Writers Supporting Writers
This course explores several topics crucial to writing center work. For the first few weeks, course content will concentrate mainly on tutoring and consulting practices—strategies and techniques to help you work with a wide range of students and their writing as well as the theories behind them. This will include a brief overview of writing center history and positionality within institutional contexts. It is important for writing centers to understand their origin and the way they exist in relation to the past. We will consider the way writing centers story themselves into being, what that looks like, what that means, and how it affects the way tutors/consultants engage with clients. As the semester progresses, we will consider a variety of topics within writing center praxis including diversity and inclusion, Englishes, “correctness,” and responsive assessment. Throughout the term, the course participants will focus on four very important tenets found in Indigenous methodologies: respect, relevance, reciprocity, and responsibility. How writing centers do the work of supporting writers is as important as the work of supporting writers. Therefore, this course is a mixture of theory and active practice.

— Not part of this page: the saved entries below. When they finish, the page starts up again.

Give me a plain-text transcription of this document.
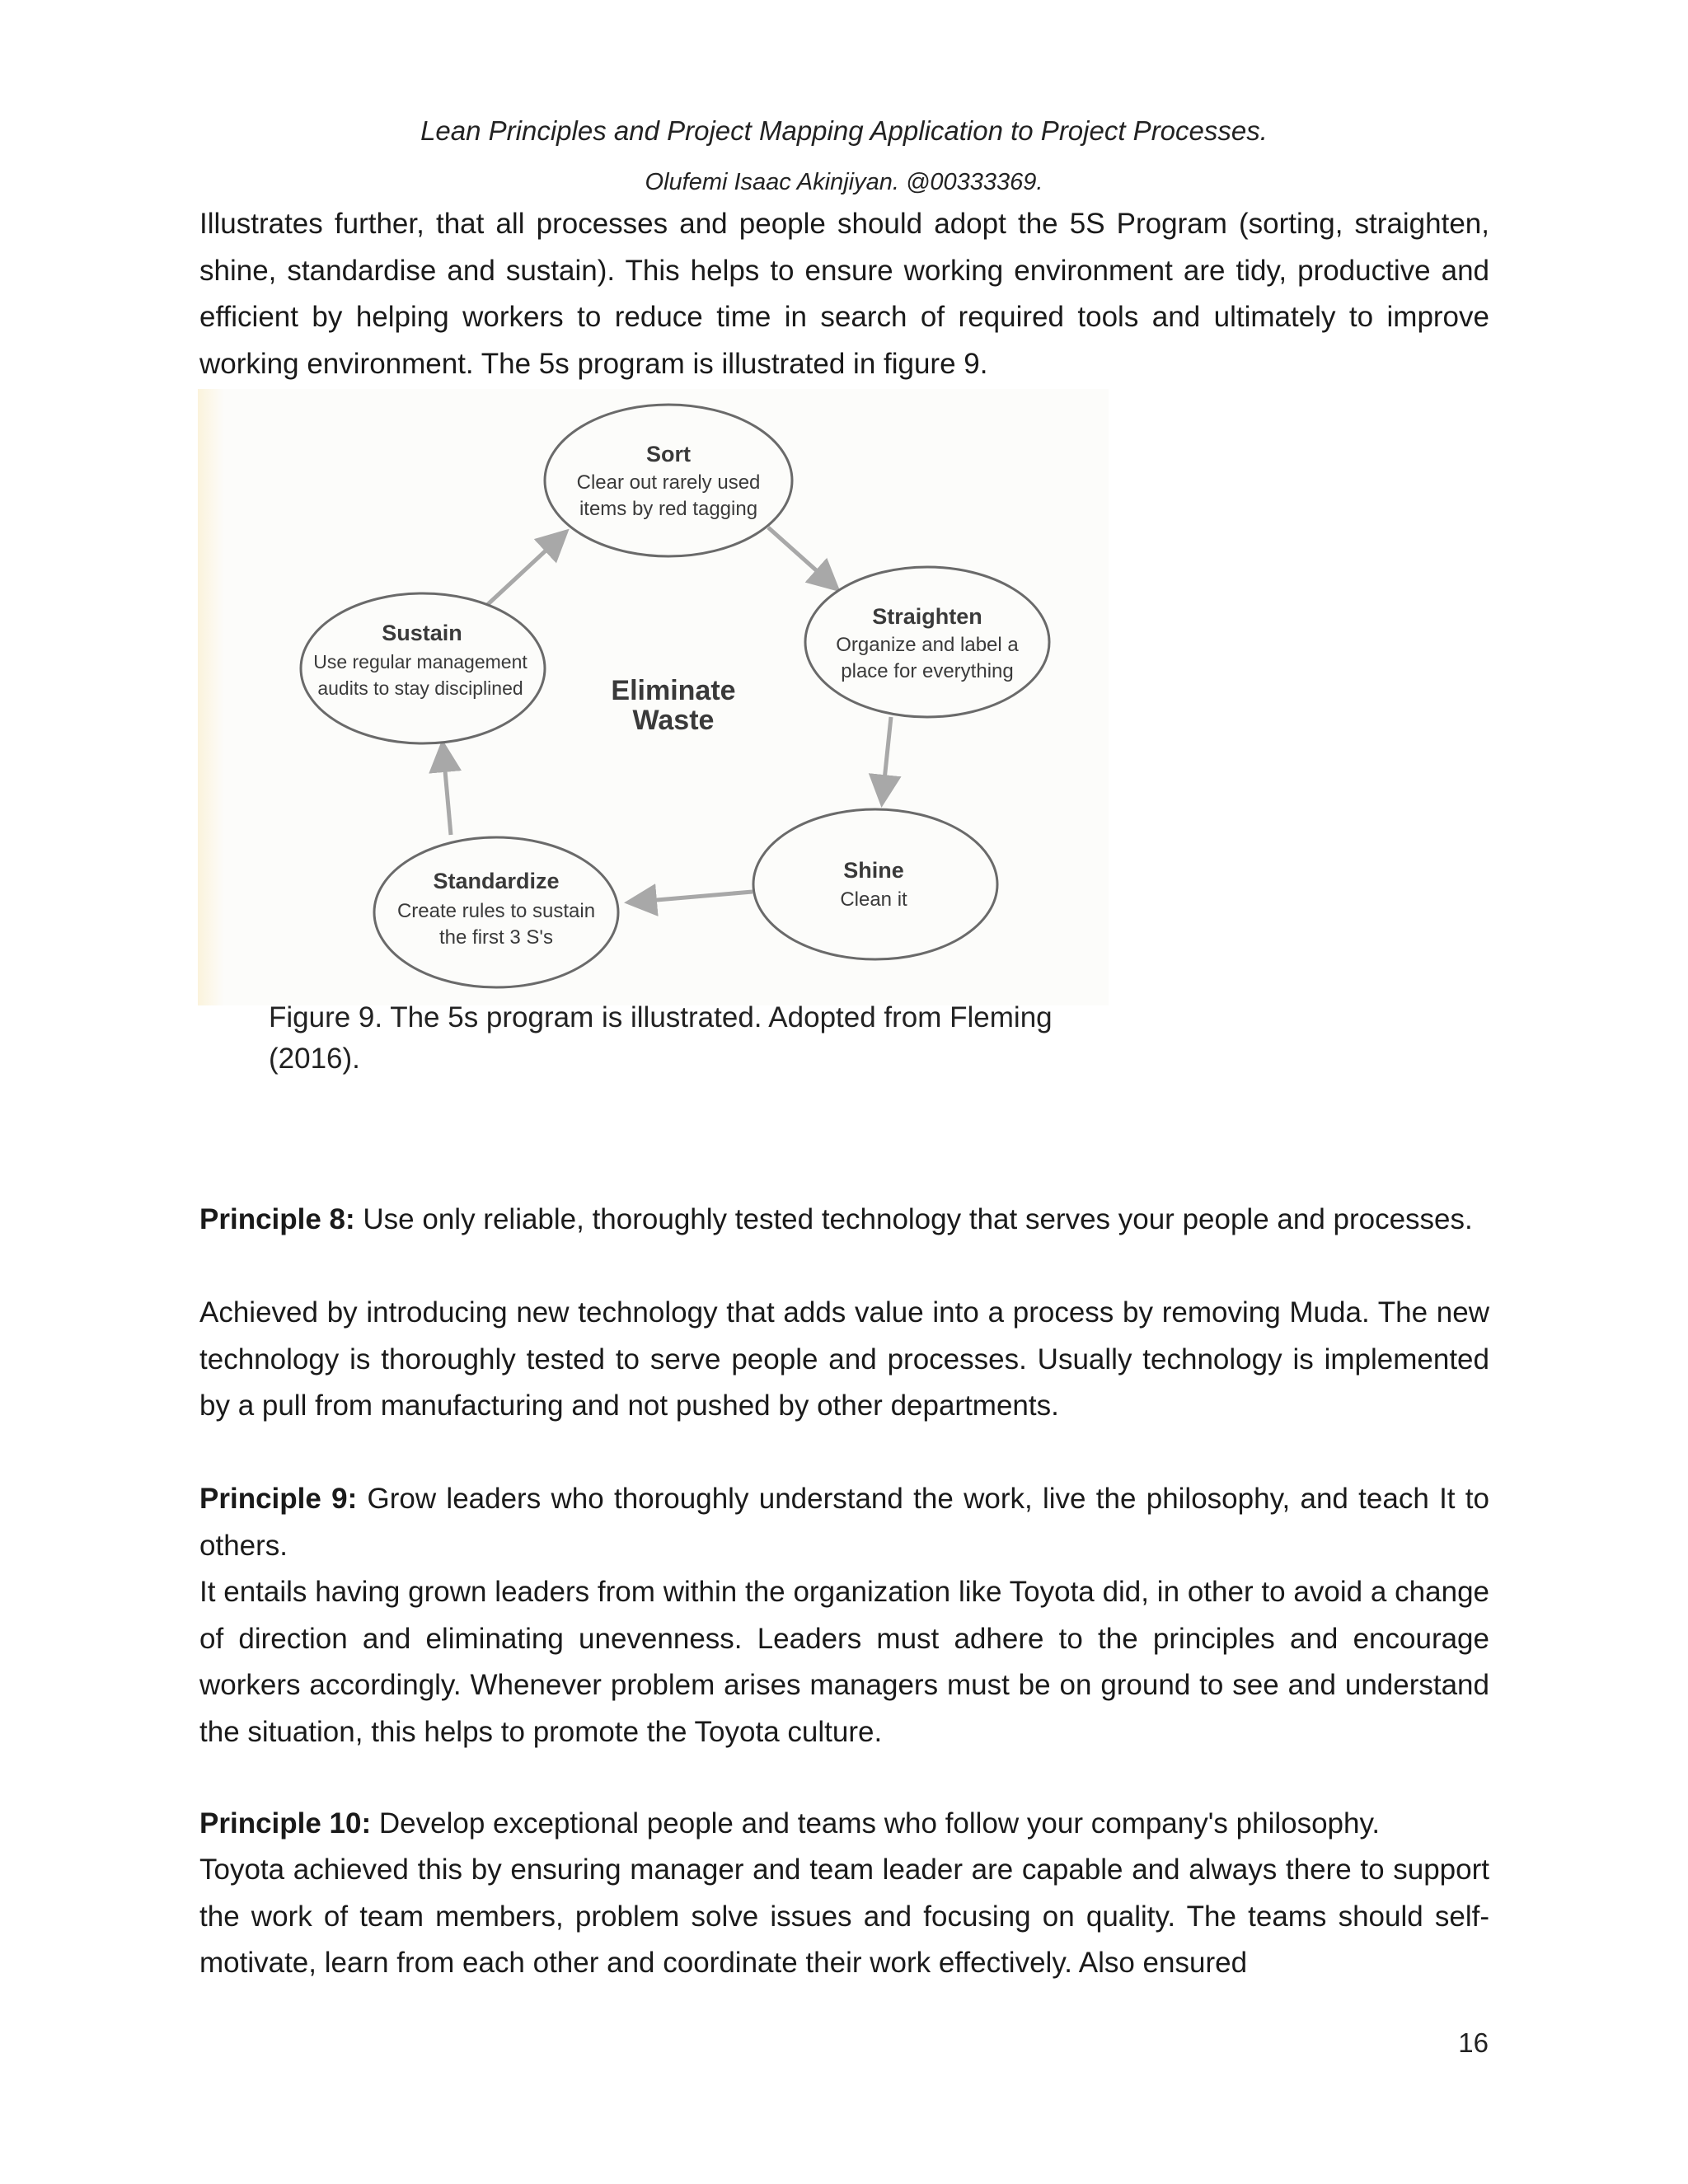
Lean Principles and Project Mapping Application to Project Processes.
Olufemi Isaac Akinjiyan. @00333369.

Illustrates further, that all processes and people should adopt the 5S Program (sorting, straighten, shine, standardise and sustain). This helps to ensure working environment are tidy, productive and efficient by helping workers to reduce time in search of required tools and ultimately to improve working environment. The 5s program is illustrated in figure 9.

Sort
Clear out rarely used
items by red tagging
Straighten
Organize and label a
place for everything
Shine
Clean it
Standardize
Create rules to sustain
the first 3 S's
Sustain
Use regular management
audits to stay disciplined	Eliminate
Waste
Figure 9. The 5s program is illustrated. Adopted from Fleming
(2016).

Principle 8: Use only reliable, thoroughly tested technology that serves your people and processes.

Achieved by introducing new technology that adds value into a process by removing Muda. The new technology is thoroughly tested to serve people and processes. Usually technology is implemented by a pull from manufacturing and not pushed by other departments.

Principle 9: Grow leaders who thoroughly understand the work, live the philosophy, and teach It to others.

It entails having grown leaders from within the organization like Toyota did, in other to avoid a change of direction and eliminating unevenness. Leaders must adhere to the principles and encourage workers accordingly. Whenever problem arises managers must be on ground to see and understand the situation, this helps to promote the Toyota culture.

Principle 10: Develop exceptional people and teams who follow your company's philosophy.

Toyota achieved this by ensuring manager and team leader are capable and always there to support the work of team members, problem solve issues and focusing on quality. The teams should self-motivate, learn from each other and coordinate their work effectively. Also ensured

16
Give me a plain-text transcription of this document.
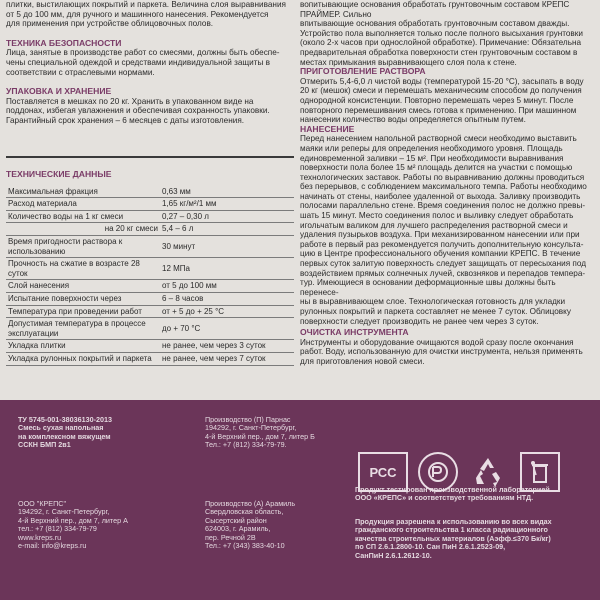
плитки, выстилающих покрытий и паркета. Величина слоя выравнивания
от 5 до 100 мм, для ручного и машинного нанесения. Рекомендуется
для применения при устройстве облицовочных полов.
ТЕХНИКА БЕЗОПАСНОСТИ
Лица, занятые в производстве работ со смесями, должны быть обеспе-
чены специальной одеждой и средствами индивидуальной защиты в
соответствии с отраслевыми нормами.
УПАКОВКА И ХРАНЕНИЕ
Поставляется в мешках по 20 кг. Хранить в упакованном виде на
поддонах, избегая увлажнения и обеспечивая сохранность упаковки.
Гарантийный срок хранения – 6 месяцев с даты изготовления.
ТЕХНИЧЕСКИЕ ДАННЫЕ
Максимальная фракция	0,63 мм
Расход материала	1,65 кг/м²/1 мм
Количество воды на 1 кг смеси	0,27 – 0,30 л
на 20 кг смеси	5,4 – 6 л
Время пригодности раствора к использованию	30 минут
Прочность на сжатие в возрасте 28 суток	12 МПа
Слой нанесения	от 5 до 100 мм
Испытание поверхности через	6 – 8 часов
Температура при проведении работ	от + 5 до + 25 °С
Допустимая температура в процессе эксплуатации	до + 70 °С
Укладка плитки	не ранее, чем через 3 суток
Укладка рулонных покрытий и паркета	не ранее, чем через 7 суток
вопитывающие основания обработать грунтовочным составом КРЕПС ПРАЙМЕР. Сильно
впитывающие основания обработать грунтовочным составом дважды.
Устройство пола выполняется только после полного высыхания грунтовки
(около 2-х часов при однослойной обработке). Примечание: Обязательна
предварительная обработка поверхности стен грунтовочным составом в
местах примыкания выравнивающего слоя пола к стене.
ПРИГОТОВЛЕНИЕ РАСТВОРА
Отмерить 5,4-6,0 л чистой воды (температурой 15-20 °С), засыпать в воду
20 кг (мешок) смеси и перемешать механическим способом до получения
однородной консистенции. Повторно перемешать через 5 минут. После
повторного перемешивания смесь готова к применению. При машинном
нанесении количество воды определяется опытным путем.
НАНЕСЕНИЕ
Перед нанесением напольной растворной смеси необходимо выставить
маяки или реперы для определения необходимого уровня. Площадь
единовременной заливки – 15 м². При необходимости выравнивания
поверхности пола более 15 м² площадь делится на участки с помощью
технологических заставок. Работы по выравниванию должны проводиться
без перерывов, с соблюдением максимального темпа. Работы необходимо
начинать от стены, наиболее удаленной от выхода. Заливку производить
полосами параллельно стене. Время соединения полос не должно превы-
шать 15 минут. Место соединения полос и выливку следует обработать
игольчатым валиком для лучшего распределения растворной смеси и
удаления пузырьков воздуха. При механизированном нанесении или при
работе в первый раз рекомендуется получить дополнительную консульта-
цию в Центре профессионального обучения компании КРЕПС. В течение
первых суток залитую поверхность следует защищать от пересыхания под
воздействием прямых солнечных лучей, сквозняков и перепадов темпера-
тур. Имеющиеся в основании деформационные швы должны быть перенесе-
ны в выравнивающем слое. Технологическая готовность для укладки
рулонных покрытий и паркета составляет не менее 7 суток. Облицовку
поверхности следует производить не ранее чем через 3 суток.
ОЧИСТКА ИНСТРУМЕНТА
Инструменты и оборудование очищаются водой сразу после окончания
работ. Воду, использованную для очистки инструмента, нельзя применять
для приготовления новой смеси.
ТУ 5745-001-38036130-2013
Смесь сухая напольная
на комплексном вяжущем
ССКН БМП 2в1
Производство (П) Парнас
194292, г. Санкт-Петербург,
4-й Верхний пер., дом 7, литер Б
Тел.: +7 (812) 334-79-79.
ООО "КРЕПС"
194292, г. Санкт-Петербург,
4-й Верхний пер., дом 7, литер А
тел.: +7 (812) 334-79-79
www.kreps.ru
e-mail: info@kreps.ru
Производство (А) Арамиль
Свердловская область,
Сысертский район
624003, г. Арамиль,
пер. Речной 2В
Тел.: +7 (343) 383-40-10
Продукт тестирован производственной лабораторией
ООО «КРЕПС» и соответствует требованиям НТД.
Продукция разрешена к использованию во всех видах
гражданского строительства 1 класса радиационного
качества строительных материалов (Аэфф.≤370 Бк/кг)
по СП 2.6.1.2800-10. Сан ПиН 2.6.1.2523-09,
СанПиН 2.6.1.2612-10.
РСС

A sample syllabus is provided below.
– Writing Process Narrative
– Writing Support Research Project and Presentation
– Writing Philosophy Mediation and Statement
Dr. Chelsea Murdock
Thoughts on the course:
This course is often positioned as a training course for writing center consultants before or during their tenure as a member of the writing center staff.
A practical element to any writing support training course is absolutely essential to the success of students. Observing, co-consulting, and reverse observations strengthen student understandings of theoretical concepts and allow students to see the theory in practice.